Testing for a Test: Insights From a New Study

As a student, you've probably spent plenty of time studying for exams by reviewing notes and assignments. But have you ever thought that test-taking itself might be a helpful exercise to prepare? The results of a new study suggest that practice tests can be an effective learning tool.

test anxiety

Retrieval Practice Proves Useful

Reviewing class notes and reading textbooks are common methods of study. You may also be familiar with idea mapping, a process that involves drawing diagrams and connecting ideas to reinforce understanding. These strategies are widely used by students to learn material - both well in advance of, and right before, tests. But are these study habits really the most effective way to prepare for exams?

A new study, published in the journal Science, suggests that these methods might not be the most productive means by which to learn information. Researchers found that concept mapping and content review were the most popular strategies among students. The study showed, however, that answering test-style questions about content was a more effective way to reinforce learning. This suggests that practice tests and self-quizzes requiring recall of subject matter may be more effective preparation for exams.

Confidence Isn't Always Key

Research outlined in Science revealed something else about test-taking: Feeling confident that you know material doesn't doesn't trump effective preparation when it comes to performing well on exams. In the study, a group of students using traditional review methods felt confident about taking a test. A second group prepared for an exam with a practice test - or the recall method of study. Students in in this latter group felt notably less optimistic about how they would fare on the exam.

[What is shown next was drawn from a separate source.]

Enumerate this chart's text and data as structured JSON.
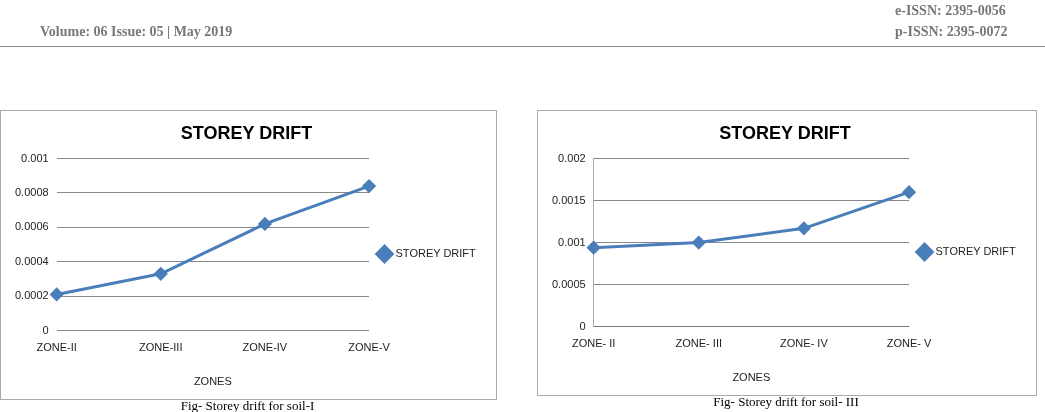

Perhaps counterintuitively, the students who felt less confident generally ended up performing better. The recall method of study produced results about 50% better than content review and concept mapping. Research revealed that studying through recall can help students identify areas where they need to improve or deepen their understanding. This isn't always the case with review, where you don't actually test your knowledge of material. In fact, how well you've retained information doesn't become clear until you sit down for an exam.

testing strategy

Give It a Try

Frustrated by your inability to remember information for tests? Consider changing up your study habits. If your usual routine involves reading over class material and notes, try mixing in some practice testing. You might make flashcards with questions featuring content you're studying. If you have old homework assignments with questions, use them to create a mock test.

You can even turn this testing-to-study method into something that would work for a group. If you have a study buddy, come up with quizzes to swap for test prep. Doing a practice run might help you feel more relaxed going into a big exam. And knowing that you can answer questions on material could be the confidence boost that you need to focus on the task at hand.